If anyone has any clues, I'd love to hear 'em. I will be going over there with a multimeter and handheld scope on weds, so I will be checking basic things then...

Thanks for your help

Stuart
 
Amp details...

Hi,

In response to the earlier question I checked the schematic, the output transistors are each coupled to the load through a 0.33ohm emitter resistor. There is no series output network, though there are a capacitor (0.047u) and resistor (6.8ohms) in series across the output. Would this make the amp less stable driving a highly reactive load?

The transistors that are heating are the negative output pole, on the right hand side of the amp, looking from the front.

Stuart
 
very strange...

Ok, I visited with the offending equipment, oscilloscope and multimeter in hand. After measuring, voltages, output waveforms and finally current, I have determined the speaker is making the amp sink 0.75 amps. Not good. Quite unusual as far as I know. The amp is studly enough to sink the current and keeps the output offset to a few tens of millivolts. Given the 80+v rails, the heating effect is not a surprise.

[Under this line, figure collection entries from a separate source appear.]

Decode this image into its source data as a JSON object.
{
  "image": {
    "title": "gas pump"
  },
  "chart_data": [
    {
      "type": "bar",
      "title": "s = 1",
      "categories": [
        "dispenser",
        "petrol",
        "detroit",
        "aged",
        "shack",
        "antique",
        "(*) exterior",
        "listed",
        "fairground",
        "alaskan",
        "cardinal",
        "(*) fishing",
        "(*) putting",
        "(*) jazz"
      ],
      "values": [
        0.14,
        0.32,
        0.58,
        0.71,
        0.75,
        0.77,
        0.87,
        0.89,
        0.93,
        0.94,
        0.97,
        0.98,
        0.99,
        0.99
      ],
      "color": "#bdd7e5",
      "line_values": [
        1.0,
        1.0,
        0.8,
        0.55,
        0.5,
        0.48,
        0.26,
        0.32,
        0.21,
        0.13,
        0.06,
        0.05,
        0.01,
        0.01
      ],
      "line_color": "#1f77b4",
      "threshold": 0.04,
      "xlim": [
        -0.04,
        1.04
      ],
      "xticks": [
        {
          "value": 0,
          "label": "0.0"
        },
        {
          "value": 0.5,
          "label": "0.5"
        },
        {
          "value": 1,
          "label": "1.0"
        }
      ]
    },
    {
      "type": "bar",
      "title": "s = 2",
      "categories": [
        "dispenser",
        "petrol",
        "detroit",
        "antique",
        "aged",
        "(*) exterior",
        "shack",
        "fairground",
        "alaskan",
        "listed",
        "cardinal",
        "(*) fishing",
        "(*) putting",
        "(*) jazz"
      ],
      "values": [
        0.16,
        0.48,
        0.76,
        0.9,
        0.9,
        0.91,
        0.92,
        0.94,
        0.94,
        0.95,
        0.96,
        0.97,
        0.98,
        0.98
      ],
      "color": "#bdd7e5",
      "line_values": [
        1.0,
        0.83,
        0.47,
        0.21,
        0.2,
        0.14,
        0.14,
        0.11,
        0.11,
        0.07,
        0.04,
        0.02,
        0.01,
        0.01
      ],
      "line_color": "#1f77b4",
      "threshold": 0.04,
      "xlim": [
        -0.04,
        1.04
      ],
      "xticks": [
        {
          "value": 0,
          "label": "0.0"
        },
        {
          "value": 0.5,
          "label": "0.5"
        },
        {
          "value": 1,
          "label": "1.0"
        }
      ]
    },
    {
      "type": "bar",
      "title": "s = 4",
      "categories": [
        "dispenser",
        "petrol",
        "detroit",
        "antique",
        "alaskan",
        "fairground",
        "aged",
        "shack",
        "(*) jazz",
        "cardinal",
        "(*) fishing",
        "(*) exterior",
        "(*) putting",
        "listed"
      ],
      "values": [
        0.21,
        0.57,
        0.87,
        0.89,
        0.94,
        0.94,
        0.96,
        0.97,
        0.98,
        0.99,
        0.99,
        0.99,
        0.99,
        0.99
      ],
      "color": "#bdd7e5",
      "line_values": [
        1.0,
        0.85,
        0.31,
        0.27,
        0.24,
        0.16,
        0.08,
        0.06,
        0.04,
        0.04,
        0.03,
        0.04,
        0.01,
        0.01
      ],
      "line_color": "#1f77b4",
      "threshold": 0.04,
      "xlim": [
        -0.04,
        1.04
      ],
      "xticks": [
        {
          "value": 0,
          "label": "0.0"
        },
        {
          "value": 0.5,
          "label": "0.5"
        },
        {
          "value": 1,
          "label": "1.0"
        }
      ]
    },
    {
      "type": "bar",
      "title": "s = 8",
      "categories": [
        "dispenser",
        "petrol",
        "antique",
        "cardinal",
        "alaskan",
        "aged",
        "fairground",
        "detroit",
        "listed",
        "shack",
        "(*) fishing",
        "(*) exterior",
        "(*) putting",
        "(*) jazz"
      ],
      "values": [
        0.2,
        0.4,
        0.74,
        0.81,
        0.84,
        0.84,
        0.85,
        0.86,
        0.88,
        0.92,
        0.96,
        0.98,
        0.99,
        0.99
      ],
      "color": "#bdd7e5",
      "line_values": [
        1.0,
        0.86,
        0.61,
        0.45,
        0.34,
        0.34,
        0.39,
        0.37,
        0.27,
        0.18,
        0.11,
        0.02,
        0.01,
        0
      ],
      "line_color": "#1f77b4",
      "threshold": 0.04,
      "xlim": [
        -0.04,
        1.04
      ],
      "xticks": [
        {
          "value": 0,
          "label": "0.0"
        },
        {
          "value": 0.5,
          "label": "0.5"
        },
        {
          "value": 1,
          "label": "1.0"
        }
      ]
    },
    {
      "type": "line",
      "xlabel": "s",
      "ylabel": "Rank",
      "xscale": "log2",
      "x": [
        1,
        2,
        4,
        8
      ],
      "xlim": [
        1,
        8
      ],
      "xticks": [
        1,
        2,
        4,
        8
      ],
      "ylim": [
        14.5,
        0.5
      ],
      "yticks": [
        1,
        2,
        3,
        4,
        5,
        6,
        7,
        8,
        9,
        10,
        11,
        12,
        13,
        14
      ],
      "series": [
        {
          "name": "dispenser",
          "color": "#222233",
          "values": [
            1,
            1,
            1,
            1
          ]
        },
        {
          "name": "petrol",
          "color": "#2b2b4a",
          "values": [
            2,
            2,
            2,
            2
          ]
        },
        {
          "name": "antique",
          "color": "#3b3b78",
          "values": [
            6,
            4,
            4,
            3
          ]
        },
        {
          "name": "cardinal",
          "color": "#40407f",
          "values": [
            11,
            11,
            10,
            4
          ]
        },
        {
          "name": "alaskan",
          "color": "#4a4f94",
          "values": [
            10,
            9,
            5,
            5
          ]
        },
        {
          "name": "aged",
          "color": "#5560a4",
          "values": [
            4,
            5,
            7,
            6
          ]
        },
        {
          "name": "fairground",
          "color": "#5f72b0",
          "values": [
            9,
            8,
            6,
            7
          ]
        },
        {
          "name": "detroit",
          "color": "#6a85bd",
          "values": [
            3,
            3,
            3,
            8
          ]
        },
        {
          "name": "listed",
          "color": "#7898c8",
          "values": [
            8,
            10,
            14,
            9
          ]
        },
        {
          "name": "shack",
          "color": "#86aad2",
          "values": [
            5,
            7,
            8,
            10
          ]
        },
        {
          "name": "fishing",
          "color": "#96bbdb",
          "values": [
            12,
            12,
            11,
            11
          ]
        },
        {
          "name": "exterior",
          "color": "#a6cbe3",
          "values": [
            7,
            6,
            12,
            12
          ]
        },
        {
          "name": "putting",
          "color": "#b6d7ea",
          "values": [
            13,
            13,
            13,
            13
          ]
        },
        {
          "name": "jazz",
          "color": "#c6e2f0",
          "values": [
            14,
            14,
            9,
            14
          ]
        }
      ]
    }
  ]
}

To the limits of my handheld scope there are no unexpected waveforms on the output.

Has anyone ever heard of a speaker doing this before?

As a control we tested the amps with a couple of other speakers, some Polks and Klipschs and had no problems at all...

Stuart
 
I have designed and built amp circuits before, and I do remember one problem that the reactive componants of the speaker caused RF occilations and made the amp output around 15W at 150KHz!:bigeyes:

If there is no current flow when the speaker is not connected, the speaker must be causing something. Try connecting the output accross a non-reactive resistor of rated output impeadence. If this doesn't change the result, then you may have a biasing problem.
 
Short via safety ground?

I think those "accustats" are Acoustat ESL's?

I' am not familiar with those speakers and am not sure, but could you be short-circuiting the amp's "+" output somehow via the amp's and the ESL's HT-powersupply's ground (if present) or so?

Since you say you don't seem to have problems wrt. oscilations and the amp's have no problem with other speakers this could be a possibility?

Try disconnecting (Temporarily !!!) the safety ground of one of the two, speaker or amp, and check if the sinking of current stops.

Just temporarily unplugging the ESL's powersupply might work also for the test.

Maybe reversing the speaker connections also could indicate something like that (other side, "-" , heating up?)

Check with the speaker doc's wiring diagram, if present., for ground connections within the speaker or check with an Ohm-meter?
 
Already checked

Hi,

I already looked at the output of the amp witha scope when connected to the speaker, there are no oscillations detectable and no DC offset detectable.

The speakers are electrostats, so there is a power cord going to a box at the base of each of the speakers, I'm thinking the box has a fault. We tried the amp driving a couple of more ordinary dynamic speakers, there was no heating effect, no current flowing etc, exactly as it should be. I think the speaker is attempting to create a DC offset, and the amp's DC servo circuit is causing the amp to null it, leading to about 0.75 amps to flow, causing about 60w of dissipation in the right bank of transistors...

Anyone have a schematic for acoustat 1+1's?